Gun control advocates cheered the Biden administration’s rule.

Ghost guns look like a gun, they shoot like a gun, and they kill like a gun, but up until now they haven’t been regulated like a gun,” John Feinblatt, president of Everytown for Gun Safety, said in a statement.

“Since the start of the pandemic, about 100 million additional weapons, plus the unknown number of ghost guns have been added to American streets,” said Fred Guttenberg, who became an advocate after his daughter, Jamie, was killed in the 2018 shooting at Marjory Stoneman Douglas High School in Parkland, Florida.
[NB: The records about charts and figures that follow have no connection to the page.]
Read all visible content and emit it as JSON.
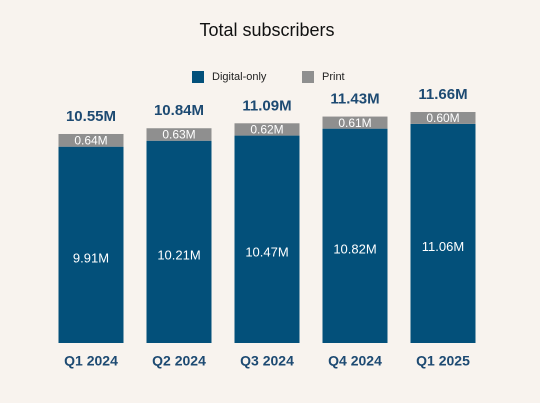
{
  "chart_data": {
    "type": "stacked_bar",
    "title": "Total subscribers",
    "categories": [
      "Q1 2024",
      "Q2 2024",
      "Q3 2024",
      "Q4 2024",
      "Q1 2025"
    ],
    "series": [
      {
        "name": "Digital-only",
        "color": "#03507a",
        "values": [
          9.91,
          10.21,
          10.47,
          10.82,
          11.06
        ],
        "value_labels": [
          "9.91M",
          "10.21M",
          "10.47M",
          "10.82M",
          "11.06M"
        ]
      },
      {
        "name": "Print",
        "color": "#8f8f8f",
        "values": [
          0.64,
          0.63,
          0.62,
          0.61,
          0.6
        ],
        "value_labels": [
          "0.64M",
          "0.63M",
          "0.62M",
          "0.61M",
          "0.60M"
        ]
      }
    ],
    "totals": {
      "values": [
        10.55,
        10.84,
        11.09,
        11.43,
        11.66
      ],
      "value_labels": [
        "10.55M",
        "10.84M",
        "11.09M",
        "11.43M",
        "11.66M"
      ]
    }
  }
}
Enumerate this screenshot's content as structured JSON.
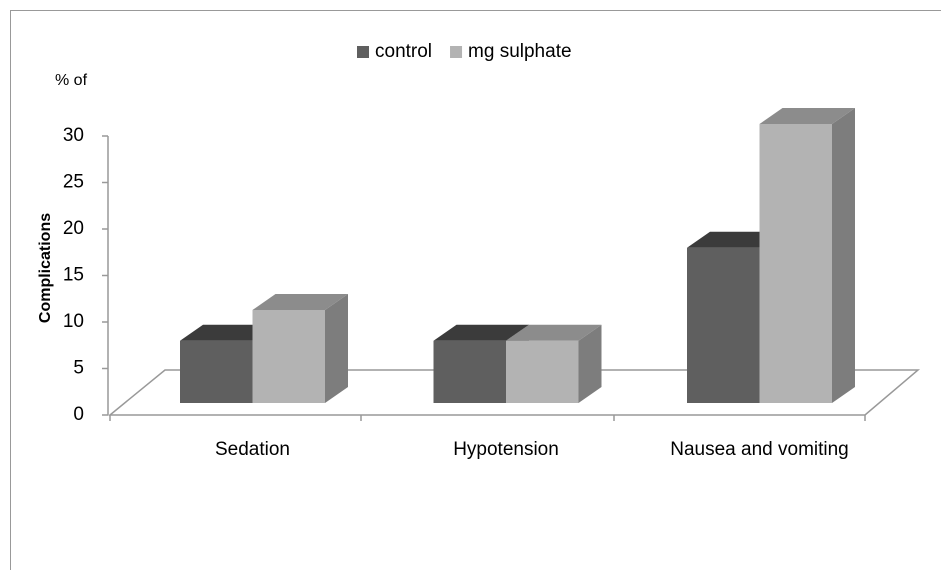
{
  "chart_data": {
    "type": "bar3d",
    "annotation": "% of",
    "ylabel": "Complications",
    "categories": [
      "Sedation",
      "Hypotension",
      "Nausea and vomiting"
    ],
    "series": [
      {
        "name": "control",
        "color": "#5f5f5f",
        "values": [
          6.7,
          6.7,
          16.7
        ]
      },
      {
        "name": "mg sulphate",
        "color": "#b3b3b3",
        "values": [
          10,
          6.7,
          30
        ]
      }
    ],
    "ylim": [
      0,
      30
    ],
    "yticks": [
      0,
      5,
      10,
      15,
      20,
      25,
      30
    ],
    "legend": "top"
  }
}
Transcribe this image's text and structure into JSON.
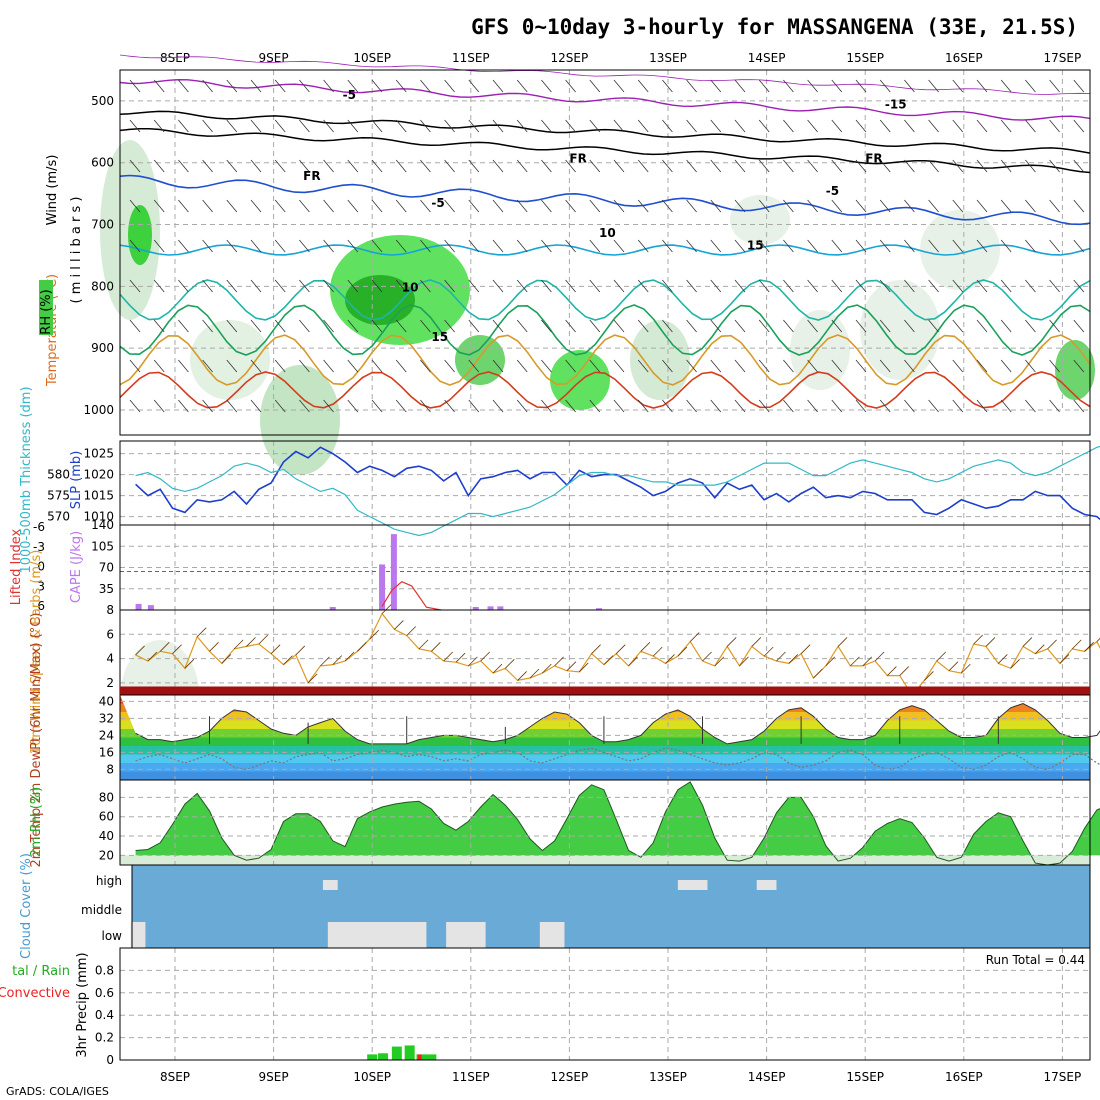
{
  "title": "GFS 0~10day 3-hourly for MASSANGENA (33E, 21.5S)",
  "footer": "GrADS: COLA/IGES",
  "colors": {
    "purple": "#9b1fb4",
    "black": "#000000",
    "blue": "#1f4fd0",
    "lightblue": "#16a3d6",
    "teal": "#1fb5a6",
    "green_line": "#1aa05a",
    "orange": "#d79a2a",
    "red": "#d43c1c",
    "rh_green": "#22dd22",
    "cloud_blue": "#6aaad6",
    "cloud_white": "#e4e4e4",
    "precip_green": "#22cc22",
    "precip_red": "#ee2222",
    "cape": "#bb77ee",
    "li": "#dd3333",
    "wind10": "#dd9922",
    "slp": "#1e3ecc",
    "thick": "#30b8c8"
  },
  "chart_data": [
    {
      "id": "upper_air",
      "type": "contour",
      "xaxis_dates": [
        "8SEP",
        "9SEP",
        "10SEP",
        "11SEP",
        "12SEP",
        "13SEP",
        "14SEP",
        "15SEP",
        "16SEP",
        "17SEP"
      ],
      "ylabels": [
        "Wind (m/s)",
        "Temperature (°C)",
        "RH (%)",
        "( m i l l i b a r s )"
      ],
      "yticks": [
        "500",
        "600",
        "700",
        "800",
        "900",
        "1000"
      ],
      "ylim": [
        450,
        1000
      ],
      "contour_labels": [
        {
          "text": "-5",
          "color": "purple",
          "x": 1.7,
          "p": 497
        },
        {
          "text": "-15",
          "color": "purple",
          "x": 7.2,
          "p": 512
        },
        {
          "text": "FR",
          "color": "black",
          "x": 1.3,
          "p": 628
        },
        {
          "text": "FR",
          "color": "black",
          "x": 4.0,
          "p": 600
        },
        {
          "text": "FR",
          "color": "black",
          "x": 7.0,
          "p": 600
        },
        {
          "text": "-5",
          "color": "blue",
          "x": 2.6,
          "p": 672
        },
        {
          "text": "-5",
          "color": "blue",
          "x": 6.6,
          "p": 652
        },
        {
          "text": "10",
          "color": "lightblue",
          "x": 4.3,
          "p": 720
        },
        {
          "text": "15",
          "color": "teal",
          "x": 5.8,
          "p": 740
        },
        {
          "text": "10",
          "color": "lightblue",
          "x": 2.3,
          "p": 808
        },
        {
          "text": "15",
          "color": "teal",
          "x": 2.6,
          "p": 888
        }
      ]
    },
    {
      "id": "slp_thickness",
      "type": "line",
      "ylabel_left": "1000-500mb Thickness (dm)",
      "ylabel_right": "SLP (mb)",
      "yticks_left": [
        "570",
        "575",
        "580"
      ],
      "yticks_right": [
        "1010",
        "1015",
        "1020",
        "1025"
      ],
      "ylim_slp": [
        1008,
        1028
      ],
      "slp": [
        1017.7,
        1015.0,
        1016.5,
        1012.0,
        1011.0,
        1014.0,
        1013.5,
        1014.0,
        1016.0,
        1013.0,
        1016.5,
        1018.0,
        1023.0,
        1025.5,
        1024.0,
        1026.5,
        1025.0,
        1023.0,
        1020.5,
        1022.0,
        1021.0,
        1019.5,
        1021.5,
        1022.0,
        1021.0,
        1018.5,
        1020.5,
        1015.0,
        1019.0,
        1019.5,
        1020.5,
        1021.0,
        1019.0,
        1020.5,
        1020.5,
        1017.5,
        1021.0,
        1019.5,
        1020.0,
        1020.0,
        1018.5,
        1017.0,
        1015.0,
        1016.0,
        1018.0,
        1019.0,
        1018.0,
        1014.5,
        1018.0,
        1016.5,
        1017.5,
        1014.0,
        1015.5,
        1013.5,
        1015.5,
        1017.0,
        1014.5,
        1015.0,
        1014.5,
        1016.0,
        1015.5,
        1014.0,
        1014.0,
        1014.0,
        1011.0,
        1010.5,
        1012.0,
        1014.0,
        1013.0,
        1012.0,
        1012.5,
        1014.0,
        1014.0,
        1016.0,
        1015.0,
        1015.0,
        1012.0,
        1010.5,
        1010.0,
        1007.5,
        1008.0,
        1011.0,
        1013.0,
        1015.0,
        1016.0,
        1017.5,
        1019.5
      ],
      "thickness": [
        576.5,
        577.0,
        576.0,
        574.5,
        574.0,
        574.5,
        575.5,
        576.5,
        578.0,
        578.5,
        578.0,
        577.0,
        577.5,
        576.0,
        575.0,
        574.0,
        574.5,
        573.5,
        571.0,
        570.0,
        569.0,
        568.0,
        567.5,
        567.0,
        567.5,
        568.5,
        569.5,
        570.5,
        570.5,
        570.0,
        570.5,
        571.0,
        571.5,
        572.5,
        573.5,
        575.0,
        576.5,
        577.0,
        577.0,
        576.5,
        576.5,
        576.0,
        575.5,
        575.5,
        575.0,
        575.0,
        575.0,
        575.0,
        575.5,
        576.5,
        577.5,
        578.5,
        578.5,
        578.5,
        577.5,
        576.5,
        576.5,
        577.5,
        578.5,
        579.0,
        578.5,
        578.0,
        577.5,
        577.0,
        576.0,
        575.5,
        576.0,
        577.0,
        578.0,
        578.5,
        579.0,
        578.5,
        577.0,
        576.5,
        577.0,
        578.0,
        579.0,
        580.0,
        581.0,
        581.5,
        580.5,
        578.0,
        577.0,
        576.5,
        576.5,
        576.5,
        577.0
      ]
    },
    {
      "id": "cape_li",
      "type": "bar+line",
      "ylabel_left": "Lifted Index",
      "ylabel_right": "CAPE (J/kg)",
      "yticks_left": [
        "-6",
        "-3",
        "0",
        "3",
        "6"
      ],
      "yticks_right": [
        "35",
        "70",
        "105",
        "140"
      ],
      "ylim_cape": [
        0,
        140
      ],
      "cape": [
        10,
        8,
        0,
        0,
        0,
        0,
        0,
        0,
        0,
        0,
        0,
        0,
        0,
        0,
        0,
        0,
        0,
        0,
        0,
        0,
        0,
        0,
        0,
        0,
        0,
        0,
        0,
        0,
        0,
        0,
        0,
        0,
        0,
        0,
        0,
        0,
        0,
        0,
        0,
        0,
        0,
        0,
        0,
        0,
        0,
        0,
        0,
        0,
        0,
        0,
        0,
        0,
        0,
        0,
        0,
        0,
        0,
        0,
        0,
        0,
        0,
        0,
        0,
        0,
        0,
        0,
        0,
        0,
        0,
        0,
        0,
        0,
        0,
        0,
        0,
        0,
        0,
        0,
        0,
        0,
        0,
        0,
        0,
        0,
        0,
        0,
        0
      ],
      "cape_spikes": [
        {
          "day": 1.6,
          "v": 5
        },
        {
          "day": 2.1,
          "v": 75
        },
        {
          "day": 2.22,
          "v": 125
        },
        {
          "day": 3.05,
          "v": 5
        },
        {
          "day": 3.2,
          "v": 6
        },
        {
          "day": 3.3,
          "v": 6
        },
        {
          "day": 4.3,
          "v": 3
        }
      ],
      "li_days": [
        2.1,
        2.2,
        2.3,
        2.4,
        2.55,
        2.7
      ],
      "li_values": [
        5.5,
        3.2,
        2.0,
        2.6,
        5.6,
        6.0
      ],
      "li_zero_line": 0
    },
    {
      "id": "wind10m",
      "type": "line",
      "ylabel": "10m Wind Speed & Barbs (m/s)",
      "yticks": [
        "2",
        "4",
        "6",
        "8"
      ],
      "ylim": [
        1,
        8
      ],
      "speed": [
        4.3,
        3.8,
        4.6,
        4.4,
        3.2,
        5.8,
        4.6,
        3.6,
        4.8,
        5.0,
        5.2,
        4.4,
        3.5,
        4.3,
        2.0,
        3.4,
        3.5,
        3.8,
        4.6,
        5.6,
        7.7,
        6.4,
        5.9,
        4.8,
        4.6,
        3.8,
        3.7,
        3.4,
        3.8,
        2.8,
        3.2,
        2.2,
        2.4,
        2.8,
        3.4,
        3.0,
        2.9,
        4.4,
        3.5,
        4.4,
        3.4,
        4.6,
        4.2,
        3.6,
        4.2,
        5.4,
        3.8,
        3.4,
        5.0,
        3.4,
        5.0,
        4.2,
        3.8,
        3.6,
        4.4,
        2.4,
        3.4,
        5.0,
        3.4,
        3.4,
        3.8,
        2.6,
        2.6,
        1.0,
        2.2,
        3.8,
        3.0,
        2.8,
        5.2,
        5.0,
        3.6,
        3.2,
        5.0,
        4.4,
        4.8,
        3.6,
        4.8,
        4.6,
        5.4,
        3.4,
        3.2,
        5.6,
        4.6,
        4.0,
        2.6,
        3.6,
        3.6
      ]
    },
    {
      "id": "temp2m",
      "type": "area",
      "ylabel": "2m Temp 2m DewPt (6hr Min/Max) (°C)",
      "yticks": [
        "8",
        "16",
        "24",
        "32",
        "40"
      ],
      "ylim": [
        3,
        43
      ],
      "temp": [
        25,
        22,
        22,
        21,
        22,
        23,
        26,
        32,
        36,
        35,
        31,
        27,
        25,
        24,
        28,
        30,
        32,
        26,
        22,
        20,
        20,
        20,
        20,
        22,
        23,
        24,
        24,
        23,
        22,
        21,
        22,
        24,
        28,
        32,
        35,
        34,
        30,
        24,
        21,
        21,
        22,
        24,
        30,
        34,
        36,
        33,
        27,
        23,
        20,
        21,
        22,
        26,
        32,
        36,
        37,
        33,
        27,
        23,
        22,
        22,
        24,
        31,
        36,
        38,
        36,
        31,
        26,
        23,
        23,
        24,
        32,
        37,
        39,
        36,
        31,
        25,
        23,
        23,
        24,
        32,
        37,
        40,
        37,
        30,
        24,
        22,
        24
      ],
      "dewpt": [
        12,
        14,
        15,
        13,
        11,
        13,
        15,
        13,
        9,
        8,
        10,
        12,
        11,
        14,
        15,
        16,
        12,
        13,
        15,
        16,
        17,
        16,
        14,
        15,
        14,
        12,
        13,
        12,
        15,
        16,
        17,
        16,
        12,
        11,
        13,
        15,
        17,
        18,
        16,
        14,
        12,
        13,
        16,
        18,
        17,
        15,
        13,
        11,
        10,
        11,
        13,
        16,
        15,
        11,
        9,
        10,
        12,
        16,
        17,
        15,
        10,
        8,
        9,
        13,
        15,
        16,
        13,
        9,
        8,
        10,
        14,
        16,
        13,
        9,
        8,
        11,
        15,
        15,
        11,
        8,
        10,
        15,
        15,
        12,
        10,
        14,
        17
      ],
      "whisker_days": [
        0.35,
        1.35,
        2.35,
        3.35,
        4.35,
        5.35,
        6.35,
        7.35,
        8.35
      ],
      "whisker_max": [
        33,
        30,
        33,
        28,
        33,
        33,
        33,
        33,
        33
      ]
    },
    {
      "id": "rh2m",
      "type": "area",
      "ylabel": "2m RH (%)",
      "yticks": [
        "20",
        "40",
        "60",
        "80"
      ],
      "ylim": [
        10,
        98
      ],
      "rh": [
        25,
        26,
        33,
        52,
        73,
        84,
        66,
        38,
        20,
        15,
        17,
        26,
        55,
        63,
        63,
        55,
        35,
        29,
        58,
        65,
        70,
        73,
        75,
        76,
        68,
        53,
        46,
        55,
        70,
        83,
        72,
        57,
        37,
        25,
        35,
        58,
        82,
        93,
        88,
        57,
        25,
        18,
        33,
        65,
        88,
        96,
        72,
        38,
        15,
        14,
        18,
        38,
        64,
        80,
        80,
        60,
        30,
        14,
        17,
        28,
        45,
        53,
        58,
        54,
        38,
        18,
        14,
        18,
        42,
        55,
        64,
        60,
        35,
        12,
        10,
        12,
        24,
        48,
        67,
        72,
        63
      ]
    },
    {
      "id": "cloud",
      "type": "bar",
      "ylabel": "Cloud Cover (%)",
      "yticks": [
        "low",
        "middle",
        "high"
      ],
      "low_blocks": [
        [
          0,
          0.15
        ],
        [
          2.0,
          3.0
        ],
        [
          3.2,
          3.6
        ],
        [
          4.15,
          4.4
        ]
      ],
      "high_blocks": [
        [
          5.1,
          5.4
        ],
        [
          1.5,
          1.65
        ],
        [
          5.9,
          6.1
        ]
      ]
    },
    {
      "id": "precip",
      "type": "bar",
      "ylabel": "3hr Precip (mm)",
      "legend_left": [
        "tal / Rain",
        "Convective"
      ],
      "run_total": "Run Total = 0.44",
      "yticks": [
        "0",
        "0.2",
        "0.4",
        "0.6",
        "0.8"
      ],
      "ylim": [
        0,
        1.0
      ],
      "bars": [
        {
          "day": 2.0,
          "v": 0.05
        },
        {
          "day": 2.11,
          "v": 0.06
        },
        {
          "day": 2.25,
          "v": 0.12
        },
        {
          "day": 2.38,
          "v": 0.13
        },
        {
          "day": 2.5,
          "v": 0.05
        },
        {
          "day": 2.6,
          "v": 0.05
        }
      ],
      "conv": [
        {
          "day": 2.48,
          "v": 0.05
        }
      ]
    }
  ]
}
“I am thankful for the additional measures, to include an ATF announcement, happening today,” Guttenberg, who shared a photo of himself at the White House ahead of the announcement, said, adding: “With the failure of the Senate to pass any legislation, he is using every tool he has through executive actions to save lives.”

“If you can put together an IKEA dresser, you can build a ghost gun,” Mia Tretta, a leader with Students Demand Action who was shot and wounded with a ghost gun in a school shooting in 2019, said in a statement. “Unfortunately, it is that easy to get a weapon that has not only changed my life but has done the same thing to thousands of others. Finalizing this rule is a critical step to making sure no one else has to go through what my family has had to go through. I’m thankful to the Administration for its leadership in this space.” 

For years, federal officials have been sounding the alarm about an increasing black market for homemade, military-style semi-automatic rifles and handguns. As well as turning up more frequently at crime scenes, ghost guns have been increasingly encountered when federal agents buy guns in undercover operations from gang members and other criminals.

Some states, like California, have enacted laws in recent years to require serial numbers to be stamped on ghost guns.

The critical component in building an untraceable gun is what is known as the lower receiver, a part typically made of metal or polymer. An unfinished receiver — sometimes referred to as an “80-percent receiver” — can be legally bought online with no serial numbers or other markings on it, no license required.

Police across the country have been reporting spikes in ghost guns being recovered by officers. The New York Police Department, for example, said officers found 131 unserialized firearms since January.

A gunman who killed his wife and four others in Northern California in 2017 had been prohibited from owning firearms, but he built his own to skirt the court order before his rampage. And in 2019, a teenager used a homemade handgun to fatally shoot two classmates and wound three others at a school in suburban Los Angeles.